Pour moi, avant cette journée, la Norvège c’était des paysages grandioses, des fjords majestueux. Promesse tenue, on en prend plein les yeux.

Alors pourquoi  ne pas aller y faire un triathlon ? Il y a ce Norseman , un triathlon différent des autres : inscription sur tirage au sort, expérience à vivre à deux avec un suiveur,  rien d’autre à gagner qu’un tee-shirt noir, et surtout un triathlon qui se termine au sommet d’une montagne, le Gaustatoppen. Tout ça ne pouvait que me plaire. La distance ne m’inquiète pas, je l’ai testée l’an passé sur le triathlon d’Embrun :  3.8 km de  natation dans un fjord, 180 km de vélo au travers d’un parc national et un marathon , avec pour corser le tout 5000m D+ dont 1800 sur le marathon.  Quand le verdict du tirage au sort tombe, je n’hésite pas longtemps, je me considère comme une grande chanceuse.

J’avais juste négligé un détail : la météo norvégienne capricieuse…

S’ensuit 9 mois de préparation. Le rythme familial est calé sur mes entraînements.

3 août . La journée commence tôt, lever 2h30 le matin. En route pour le parc à vélo à Eidfjord. Il fait encore nuit. Je suis complètement détendue, j’ai déjà fait plusieurs fois la course dans la tête. Mais ce que je ne sais pas encore c’est que  rien ne se passera comme je l’avais envisagé…

La veille, la météo annonce la journée la plus mauvaise de la semaine pour ce samedi 3 août. J’ai du mal à y croire vu le beau soleil et le calme ambiant. Au briefing  les organisateurs nous annonce même une eau à 17°, c’est exceptionnellement chaud pour un fjord. En allant faire quelques brasses avec  Stéphane le collègue du club, je décide même de ne pas mettre les chaussons   et de m’en tenir à la cagoule pour la natation.

3 heures. L’installation dans le parc à vélo est rapide car il n’y a que la première transition vélo à y déposer. La seconde transition est bien plus loin.

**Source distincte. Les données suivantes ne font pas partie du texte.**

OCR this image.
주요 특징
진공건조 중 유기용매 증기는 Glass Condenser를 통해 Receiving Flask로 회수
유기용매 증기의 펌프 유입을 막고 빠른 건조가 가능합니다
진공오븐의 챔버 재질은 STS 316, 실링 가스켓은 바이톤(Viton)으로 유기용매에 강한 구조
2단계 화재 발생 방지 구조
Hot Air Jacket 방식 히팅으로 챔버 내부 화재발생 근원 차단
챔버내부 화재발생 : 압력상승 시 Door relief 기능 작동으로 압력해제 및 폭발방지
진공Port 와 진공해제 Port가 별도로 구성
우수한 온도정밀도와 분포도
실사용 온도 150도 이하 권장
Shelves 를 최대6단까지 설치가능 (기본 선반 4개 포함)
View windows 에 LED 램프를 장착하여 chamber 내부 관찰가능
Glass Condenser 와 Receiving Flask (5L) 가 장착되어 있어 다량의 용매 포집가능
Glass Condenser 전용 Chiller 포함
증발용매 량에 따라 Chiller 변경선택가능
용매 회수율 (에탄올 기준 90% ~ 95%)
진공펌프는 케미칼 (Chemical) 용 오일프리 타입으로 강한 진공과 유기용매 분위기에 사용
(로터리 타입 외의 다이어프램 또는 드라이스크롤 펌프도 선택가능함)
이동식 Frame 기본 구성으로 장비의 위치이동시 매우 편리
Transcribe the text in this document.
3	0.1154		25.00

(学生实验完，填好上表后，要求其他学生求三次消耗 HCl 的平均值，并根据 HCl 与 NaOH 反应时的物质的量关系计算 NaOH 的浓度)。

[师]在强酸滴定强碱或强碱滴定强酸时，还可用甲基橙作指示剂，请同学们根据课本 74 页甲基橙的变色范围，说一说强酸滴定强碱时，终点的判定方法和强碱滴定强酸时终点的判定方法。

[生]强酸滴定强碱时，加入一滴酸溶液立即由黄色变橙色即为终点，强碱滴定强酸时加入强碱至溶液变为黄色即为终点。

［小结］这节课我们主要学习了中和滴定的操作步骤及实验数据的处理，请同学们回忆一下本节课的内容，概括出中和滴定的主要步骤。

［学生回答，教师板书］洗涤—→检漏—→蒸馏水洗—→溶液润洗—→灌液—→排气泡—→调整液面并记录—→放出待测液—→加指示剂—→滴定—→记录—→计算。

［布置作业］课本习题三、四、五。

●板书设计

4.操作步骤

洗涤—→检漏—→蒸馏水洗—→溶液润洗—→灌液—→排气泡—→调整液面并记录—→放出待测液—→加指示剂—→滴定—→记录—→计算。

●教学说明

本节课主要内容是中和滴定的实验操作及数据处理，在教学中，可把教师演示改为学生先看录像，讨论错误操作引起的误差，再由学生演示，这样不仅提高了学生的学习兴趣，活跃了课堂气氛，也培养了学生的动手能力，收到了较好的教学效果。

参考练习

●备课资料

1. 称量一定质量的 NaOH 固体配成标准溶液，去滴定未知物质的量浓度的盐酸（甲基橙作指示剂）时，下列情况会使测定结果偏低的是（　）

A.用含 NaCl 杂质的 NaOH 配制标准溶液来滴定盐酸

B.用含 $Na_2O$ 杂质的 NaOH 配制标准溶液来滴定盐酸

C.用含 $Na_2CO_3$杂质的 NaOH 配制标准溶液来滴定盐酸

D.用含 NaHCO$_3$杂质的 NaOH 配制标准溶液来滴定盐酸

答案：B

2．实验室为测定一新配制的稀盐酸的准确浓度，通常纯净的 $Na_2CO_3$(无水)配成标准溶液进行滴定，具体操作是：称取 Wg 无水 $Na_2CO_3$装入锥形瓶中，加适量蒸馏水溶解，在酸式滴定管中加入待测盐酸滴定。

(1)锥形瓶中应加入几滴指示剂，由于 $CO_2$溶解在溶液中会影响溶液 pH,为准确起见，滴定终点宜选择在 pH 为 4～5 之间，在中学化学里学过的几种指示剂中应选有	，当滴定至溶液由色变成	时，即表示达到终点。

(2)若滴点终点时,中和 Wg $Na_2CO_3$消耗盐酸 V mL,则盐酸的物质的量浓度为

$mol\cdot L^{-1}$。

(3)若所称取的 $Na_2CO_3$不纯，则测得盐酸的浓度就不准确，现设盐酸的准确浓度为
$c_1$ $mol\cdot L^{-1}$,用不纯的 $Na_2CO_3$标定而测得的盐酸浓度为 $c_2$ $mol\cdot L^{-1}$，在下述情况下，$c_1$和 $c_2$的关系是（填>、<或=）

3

4 heures. Montée dans le ferry avec Stéphane. Tout va bien. Quelques photos souvenirs.



4 heures 50. L’arrière du ferry s’ouvre. Le moment tant attendu pour en découdre. Un coup de vent nous surprend et on devine que l’eau sous nous n’est pas tout à fait calme. Aïe. L’avis de tempête du matin se confirme. On décide avec Stéphane de sauter parmi les premiers pour aller se placer « behind the cayak, please » répété en boucle par les rameurs sur l’eau.  L’eau n’est pas froide, c’est déjà ça. Alors là, l’attente de la trompette du bateau est interminable, la tension monte d’un cran. Au bout de longues minutes qui me semblent une éternité, la corne de brume sonne enfin, c’est parti. Et là, la première difficulté commence dès la natation, une houle me secoue de haut en bas, impossible de nager correctement, je bois tasse sur tasse, je ne vois rien  devant. Je cherche pendant une bonne moitié de parcours ce p…. de canoë clignotant derrière lequel il faut tourner. J’ai une pensée émue pour les non-nageurs, car nager dans ces conditions est  une véritable épreuve. Je laisse beaucoup (trop)d’énergie sur cette partie. Je sors de l’eau tant bien que mal. Je suis nauséeuse, je crois que j’ai eu le mal de mer.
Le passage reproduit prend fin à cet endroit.